Gaining and losing customers over a period of time, is a part of business, yet companies with great engaging strategies for their products or services can hold their customers for a long time. The customer relationship is a key element that adds value to the customer over the span of time. In this blog you will be knowing all about customer lifetime value calculation.
The customer lifetime value (CLTV) is a prominent metric to measure any growing organization. By measuring the CLTV with the cost of CAC (customer acquisition cost), organizations can determine how long it takes to get back the revenue invested in acquiring the new customer which includes the cost of marketing and sales.
This blog highlights the effective way to calculate customer lifetime value.
Customer Lifetime Value is also referred to as LTV, which is the profit margin that an organization expects to earn over the whole of its business association with the customer. The CLV usually accounts for the ongoing sales and marketing expenses, operating expenses, customer acquisition costs (CAC), and the manufacturing cost (if the business is related to manufacturing products and selling).
Lifetime Value (LTV) = Average sales value * Number of transactions * Retention time period
Customer Lifetime Value – LTV * Profit margin
However, not all the companies give the whole focus on the CLV, some businesses overlook these incredible metrics and rather keep optimizing the single sale. Certainly, a brand’s growth is based on the growth of its customer base, but it is equally important to optimize the strategies for the lifetime value of existing customers for a more sustainable business model.
With respect to the calculation of the customer lifetime value – five factors need to be considered.
Calculate average purchase value: The value can be calculated by dividing the organization’s total revenue in a certain time period by the number of sales in the specified time frame.
Calculate the average purchase frequency rate: The value can be calculated by dividing the number of sales by the number of customers (unique) who made purchases in the specified time frame.
Calculate customer value: The value can be calculated by multiplying the average sale value by the average sale frequency rate.
Calculate average customer lifespan: Calculate the average of the number of years a user continues to purchase from the brand.
Calculate CLTV: Calculate the CLTV by multiplying the average customer lifespan by customer value. This will help you to determine the cost you can expect from an average customer to fetch for the company the particular time frame the customer stays in a relationship with your company.

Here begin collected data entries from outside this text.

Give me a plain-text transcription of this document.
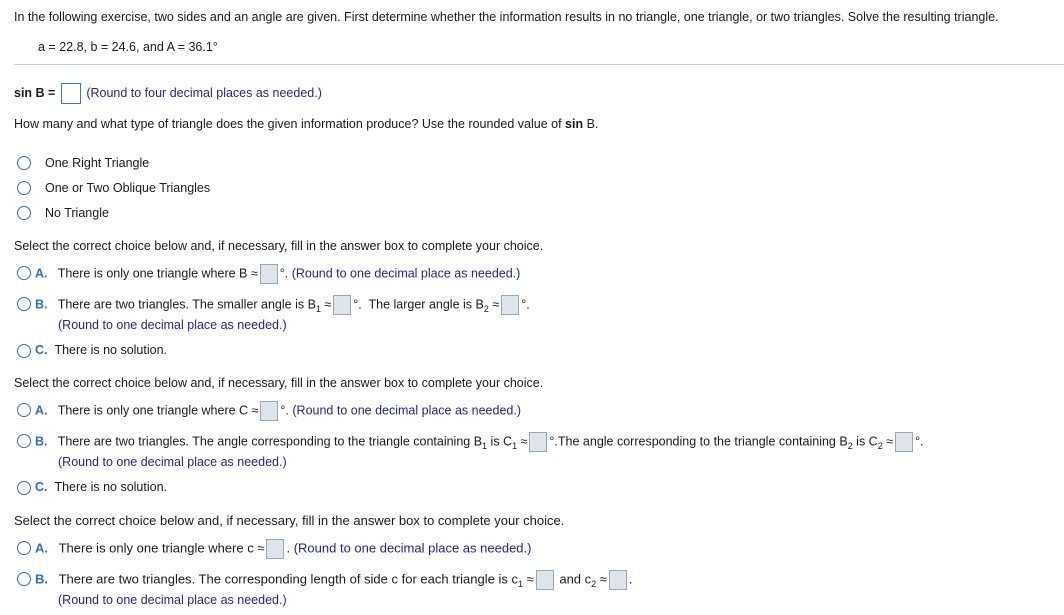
In the following exercise, two sides and an angle are given. First determine whether the information results in no triangle, one triangle, or two triangles. Solve the resulting triangle.
a = 22.8, b = 24.6, and A = 36.1°
sin B = (Round to four decimal places as needed.)
How many and what type of triangle does the given information produce? Use the rounded value of sin B.
One Right Triangle
One or Two Oblique Triangles
No Triangle
Select the correct choice below and, if necessary, fill in the answer box to complete your choice.
A. There is only one triangle where B ≈ °. (Round to one decimal place as needed.)
B. There are two triangles. The smaller angle is $B_1$ ≈ °.  The larger angle is $B_2$ ≈ °.
(Round to one decimal place as needed.)
C. There is no solution.
Select the correct choice below and, if necessary, fill in the answer box to complete your choice.
A. There is only one triangle where C ≈ °. (Round to one decimal place as needed.)
B. There are two triangles. The angle corresponding to the triangle containing $B_1$ is $C_1 \approx ^\circ.The$ angle corresponding to the triangle containing $B_2$ is $C_2$ ≈ °.
(Round to one decimal place as needed.)
C. There is no solution.
Select the correct choice below and, if necessary, fill in the answer box to complete your choice.
A. There is only one triangle where c ≈ . (Round to one decimal place as needed.)
B. There are two triangles. The corresponding length of side c for each triangle is $c_1$ ≈ and $c_2$ ≈ .
(Round to one decimal place as needed.)
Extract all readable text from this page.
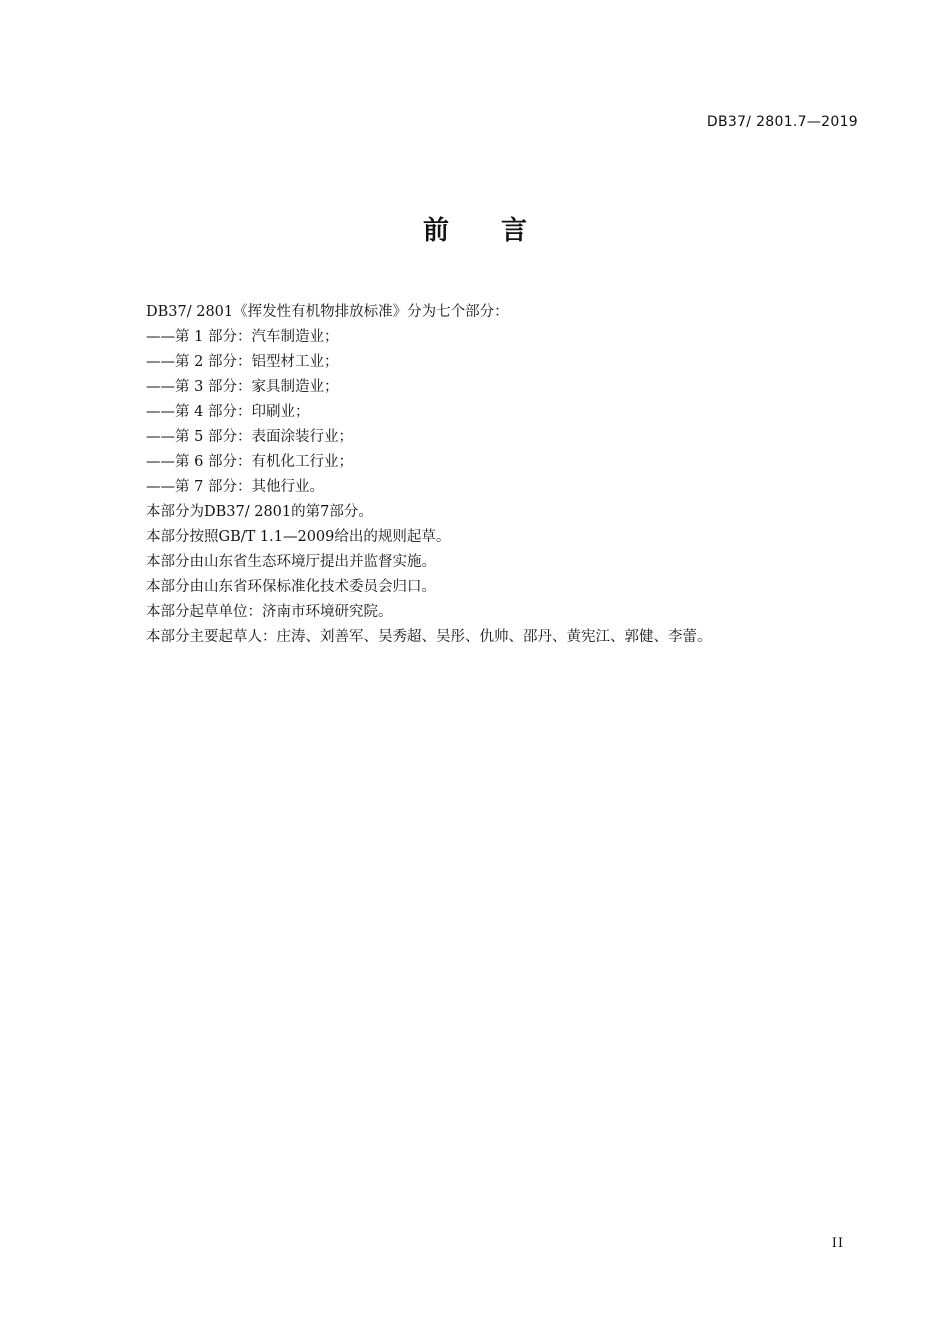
DB37/ 2801.7—2019
前 言
DB37/ 2801《挥发性有机物排放标准》分为七个部分：
——第 1 部分：汽车制造业；
——第 2 部分：铝型材工业；
——第 3 部分：家具制造业；
——第 4 部分：印刷业；
——第 5 部分：表面涂装行业；
——第 6 部分：有机化工行业；
——第 7 部分：其他行业。
本部分为DB37/ 2801的第7部分。
本部分按照GB/T 1.1—2009给出的规则起草。
本部分由山东省生态环境厅提出并监督实施。
本部分由山东省环保标准化技术委员会归口。
本部分起草单位：济南市环境研究院。
本部分主要起草人：庄涛、刘善军、吴秀超、吴彤、仇帅、邵丹、黄宪江、郭健、李蕾。
II
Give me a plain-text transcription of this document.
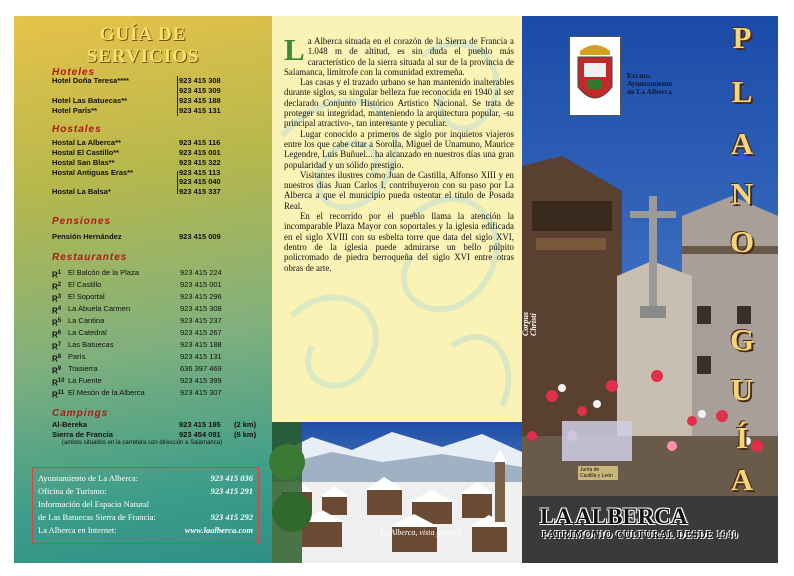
GUÍA DE
SERVICIOS
Hoteles
Hotel Doña Teresa****	923 415 308
923 415 309
Hotel Las Batuecas**	923 415 188
Hotel París**	923 415 131
Hostales
Hostal La Alberca**	923 415 116
Hostal El Castillo**	923 415 001
Hostal San Blas**	923 415 322
Hostal Antiguas Eras**	923 415 113
923 415 040
Hostal La Balsa*	923 415 337
Pensiones
Pensión Hernández	923 415 009
Restaurantes
$R^1$ El Balcón de la Plaza	923 415 224
$R^2$ El Castillo	923 415 001
$R^3$ El Soportal	923 415 296
$R^4$ La Abuela Carmen	923 415 308
$R^5$ La Cantina	923 415 237
$R^6$ La Catedral	923 415 267
$R^7$ Las Batuecas	923 415 188
$R^8$ París	923 415 131
$R^9$ Trasierra	636 397 469
$R^{10}$ La Fuente	923 415 399
$R^{11}$ El Mesón de la Alberca	923 415 307
Campings
Al-Bereka	923 415 195 (2 km)
Sierra de Francia	923 454 081 (5 km)
(ambos situados en la carretera con dirección a Salamanca)
Ayuntamiento de La Alberca:	923 415 036
Oficina de Turismo:	923 415 291
Información del Espacio Natural
de Las Batuecas Sierra de Francia:	923 415 292
La Alberca en Internet:	www.laalberca.com

La Alberca situada en el corazón de la Sierra de Francia a 1.048 m de altitud, es sin duda el pueblo más característico de la sierra situada al sur de la provincia de Salamanca, limítrofe con la comunidad extremeña.

Las casas y el trazado urbano se han mantenido inalterables durante siglos, su singular belleza fue reconocida en 1940 al ser declarado Conjunto Histórico Artístico Nacional. Se trata de proteger su integridad, manteniendo la arquitectura popular, -su principal atractivo-, tan interesante y peculiar.

Lugar conocido a primeros de siglo por inquietos viajeros entre los que cabe citar a Sorolla, Miguel de Unamuno, Maurice Legendre, Luis Buñuel... ha alcanzado en nuestros días una gran popularidad y un sólido prestigio.

Visitantes ilustres como Juan de Castilla, Alfonso XIII y en nuestros días Juan Carlos I, contribuyeron con su paso por La Alberca a que el municipio pueda ostentar el título de Posada Real.

En el recorrido por el pueblo llama la atención la incomparable Plaza Mayor con soportales y la iglesia edificada en el siglo XVIII con su esbelta torre que data del siglo XVI, dentro de la iglesia puede admirarse un bello púlpito policromado de piedra berroqueña del siglo XVI entre otras obras de arte.

La Alberca, vista general
Excmo.
Ayuntamiento
de La Alberca
Corpus Christi
Junta de
Castilla y León
P
L
A
N
O
G
U
Í
A
LA ALBERCA
PATRIMONIO CULTURAL DESDE 1940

Below is an example to determine the customer lifetime value based on the five factors:
1. Calculate the APV (average purchase value)
Average Purchase Value (APV) = Total revenue / Number of Orders
As a first step, we should measure the average purchase value of a customer. The value can be calculated by averaging the cost spent by the consumer in each visit during a whole week or a month.
For instance, let’s consider that a consumer spends about $5.90 on their every visit. Customer A visits the store 3 times a week and spends 9$ on the whole, so the average purchase value is 3$.
2. Calculate the average purchase frequency rate.
The second step is to calculate the CLTC to determine the average purchase frequency rate. In the above-mentioned instance, we should first determine how many visits Customer A made to all the store branches for the whole week. Consider an average customer visits 13 and makes 3 purchases.
The average is 4.
This can be calculated with the below formula
Average purchase frequency rate (APFR) = Number of purchases / Number of Customers
3. Calculate the average customer’s value.
Customer Value (CV) = Average Purchase Value / Average Purchase Frequency rate
From the first 2 derivations, we get to know the average spends of customers and their number of visits. Now, we should determine the average customer value, for which we should consider all the customers individually and multiply with the average purchase amount by their average purchase frequency rate.
Customer 1 = 200/2= 100
Customer 2 = 400/2 = 200
Customer 3 – 100/ 4 = 25
The average of these values gives 100.8
4. Calculate the average customer’s lifetime span.
If we were to calculate a brand’s average customer lifespan then we should look at the number of years every customer frequented with the brand. Then we can average the values together to get the desired rate.
For instance, let’s consider 3 customers and the sum is 9 ((A)3+(B)4+(C)2)
Average Customer Lifespan = Sum of Customer Life spans / Number of Customers
= 9/3 =3
5. Calculate your customer’s lifetime value.
Once we have calculated average customer value and the average customer lifespan, then this value can be utilized to calculate CLTV. To achieve this, we should first multiply the average customer value by Average customer lifespan. Customer lifetime value = Customer value * Average customer lifespan
LTV = 100*3 = 300
As described above, the given steps will enable you to measure your CLTV with the cost of CAC (customer acquisition cost) and help determine the cycle to get back the revenue invested in acquiring the new customer. Use these techniques to improve and optimize your Customer Acquisition Cost (CAC).
This was all about customer lifetime value calculation.